The participants were much better at remembering the art they observed compared to the art they photographed. So, our digital lifestyle of snapping pictures and sharing them constantly, must be making it harder to recall the details of our lives and make lasting memories, right?

Totally wrong.

The science is solid, but the groundbreaking interpretation in most media sources is more than a little shaky. Picture taking isn’t new. We’ve all been in many awkward family pictures commemorating birthdays, holidays, and vacations. True, we can take pictures more easily now, but the act of taking a picture is the same. On occasion, we revisit these photos to jog our memory of the events. The study mentioned earlier doesn’t address memory recall after reviewing the photos and other studies have shown reviewing material improves information recall.

Photographs are just another way of outsourcing our information. We already do this in many other areas of life. Remember in middle school when you had everyone’s phone number memorized? Now that you have your contacts stored in your cell phone, how many numbers do you have memorized? It’s probably not very many, and is also an example of cognitive outsourcing. Likewise, I’m embarrassingly dependent on Google maps. If it’s more than two blocks away, you can bet I’m using GPS to get there.

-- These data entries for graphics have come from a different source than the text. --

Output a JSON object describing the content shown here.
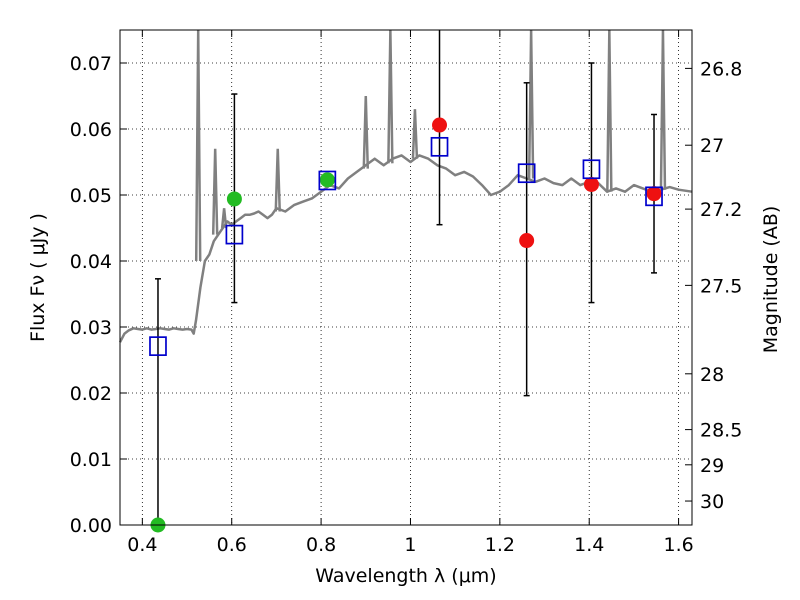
{
  "chart_data": {
    "type": "scatter",
    "xlabel": "Wavelength  λ (μm)",
    "ylabel": "Flux  Fν  ( μJy )",
    "ylabel_right": "Magnitude (AB)",
    "xlim": [
      0.35,
      1.63
    ],
    "ylim": [
      0.0,
      0.075
    ],
    "grid": true,
    "x_ticks": [
      0.4,
      0.6,
      0.8,
      1.0,
      1.2,
      1.4,
      1.6
    ],
    "x_tick_labels": [
      "0.4",
      "0.6",
      "0.8",
      "1",
      "1.2",
      "1.4",
      "1.6"
    ],
    "y_ticks": [
      0.0,
      0.01,
      0.02,
      0.03,
      0.04,
      0.05,
      0.06,
      0.07
    ],
    "y_tick_labels": [
      "0.00",
      "0.01",
      "0.02",
      "0.03",
      "0.04",
      "0.05",
      "0.06",
      "0.07"
    ],
    "mag_ticks": [
      26.8,
      27,
      27.2,
      27.5,
      28,
      28.5,
      29,
      30
    ],
    "mag_tick_labels": [
      "26.8",
      "27",
      "27.2",
      "27.5",
      "28",
      "28.5",
      "29",
      "30"
    ],
    "colors": {
      "template": "#808080",
      "observed_green": "#22bb22",
      "observed_red": "#ee1111",
      "model": "#0000cc",
      "errorbar": "#000000"
    },
    "template_spectrum": {
      "x": [
        0.35,
        0.36,
        0.37,
        0.38,
        0.39,
        0.4,
        0.41,
        0.42,
        0.43,
        0.44,
        0.45,
        0.46,
        0.47,
        0.48,
        0.49,
        0.5,
        0.51,
        0.515,
        0.52,
        0.53,
        0.54,
        0.55,
        0.56,
        0.57,
        0.58,
        0.59,
        0.6,
        0.61,
        0.62,
        0.63,
        0.64,
        0.65,
        0.66,
        0.67,
        0.68,
        0.69,
        0.7,
        0.72,
        0.74,
        0.76,
        0.78,
        0.8,
        0.82,
        0.84,
        0.86,
        0.88,
        0.9,
        0.92,
        0.94,
        0.96,
        0.98,
        1.0,
        1.02,
        1.04,
        1.06,
        1.08,
        1.1,
        1.12,
        1.14,
        1.16,
        1.18,
        1.2,
        1.22,
        1.24,
        1.26,
        1.28,
        1.3,
        1.32,
        1.34,
        1.36,
        1.38,
        1.4,
        1.42,
        1.44,
        1.46,
        1.48,
        1.5,
        1.52,
        1.54,
        1.56,
        1.58,
        1.6,
        1.63
      ],
      "y": [
        0.0277,
        0.029,
        0.0295,
        0.0298,
        0.0297,
        0.0296,
        0.0298,
        0.0296,
        0.0297,
        0.0298,
        0.0297,
        0.0296,
        0.0298,
        0.0297,
        0.0296,
        0.0297,
        0.0296,
        0.029,
        0.031,
        0.036,
        0.04,
        0.041,
        0.043,
        0.044,
        0.045,
        0.046,
        0.0455,
        0.046,
        0.0465,
        0.047,
        0.047,
        0.0472,
        0.0475,
        0.047,
        0.0465,
        0.047,
        0.048,
        0.0475,
        0.0485,
        0.049,
        0.0495,
        0.0505,
        0.0515,
        0.051,
        0.0525,
        0.0535,
        0.0545,
        0.0555,
        0.0545,
        0.0555,
        0.056,
        0.055,
        0.056,
        0.0555,
        0.0545,
        0.054,
        0.053,
        0.0535,
        0.0528,
        0.0515,
        0.05,
        0.0505,
        0.0515,
        0.053,
        0.0525,
        0.052,
        0.0525,
        0.0518,
        0.0515,
        0.0525,
        0.0515,
        0.052,
        0.0518,
        0.0505,
        0.051,
        0.0505,
        0.0515,
        0.051,
        0.0505,
        0.0508,
        0.0512,
        0.0508,
        0.0505
      ]
    },
    "emission_lines": [
      {
        "x": 0.525,
        "base": 0.04,
        "peak": 0.075
      },
      {
        "x": 0.563,
        "base": 0.044,
        "peak": 0.057
      },
      {
        "x": 0.583,
        "base": 0.045,
        "peak": 0.048
      },
      {
        "x": 0.703,
        "base": 0.0475,
        "peak": 0.057
      },
      {
        "x": 0.9,
        "base": 0.054,
        "peak": 0.065
      },
      {
        "x": 0.955,
        "base": 0.0548,
        "peak": 0.075
      },
      {
        "x": 1.01,
        "base": 0.0555,
        "peak": 0.063
      },
      {
        "x": 1.27,
        "base": 0.0525,
        "peak": 0.075
      },
      {
        "x": 1.445,
        "base": 0.0505,
        "peak": 0.075
      },
      {
        "x": 1.565,
        "base": 0.0508,
        "peak": 0.075
      }
    ],
    "observed": {
      "x": [
        0.435,
        0.606,
        0.814,
        1.065,
        1.26,
        1.405,
        1.545
      ],
      "y": [
        0.0,
        0.0494,
        0.0523,
        0.0606,
        0.0431,
        0.0516,
        0.0502
      ],
      "colors": [
        "green",
        "green",
        "green",
        "red",
        "red",
        "red",
        "red"
      ]
    },
    "errorbars": {
      "x": [
        0.435,
        0.606,
        1.065,
        1.26,
        1.405,
        1.545
      ],
      "low": [
        0.0,
        0.0337,
        0.0455,
        0.0196,
        0.0337,
        0.0382
      ],
      "high": [
        0.0373,
        0.0653,
        0.075,
        0.067,
        0.07,
        0.0622
      ]
    },
    "model": {
      "x": [
        0.435,
        0.606,
        0.814,
        1.065,
        1.26,
        1.405,
        1.545
      ],
      "y": [
        0.0271,
        0.044,
        0.0522,
        0.0573,
        0.0533,
        0.0539,
        0.0498
      ]
    }
  }
}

This reliance on technology doesn’t make us dumb or less human. We are just pairing our mental capabilities with technology, but the fear of this coupling is also not new. Even Socrates worried about society writing thoughts down instead of memorizing them: "If men learn this [writing], it will implant forgetfulness in their souls; they will cease to exercise memory because they rely on that which is written, calling things to remembrance no longer from within themselves, but by means of external marks."

Like print replaced memorization, and keyboards replaced pens, technology helps us live our lives more efficiently, not necessarily more forgetfully.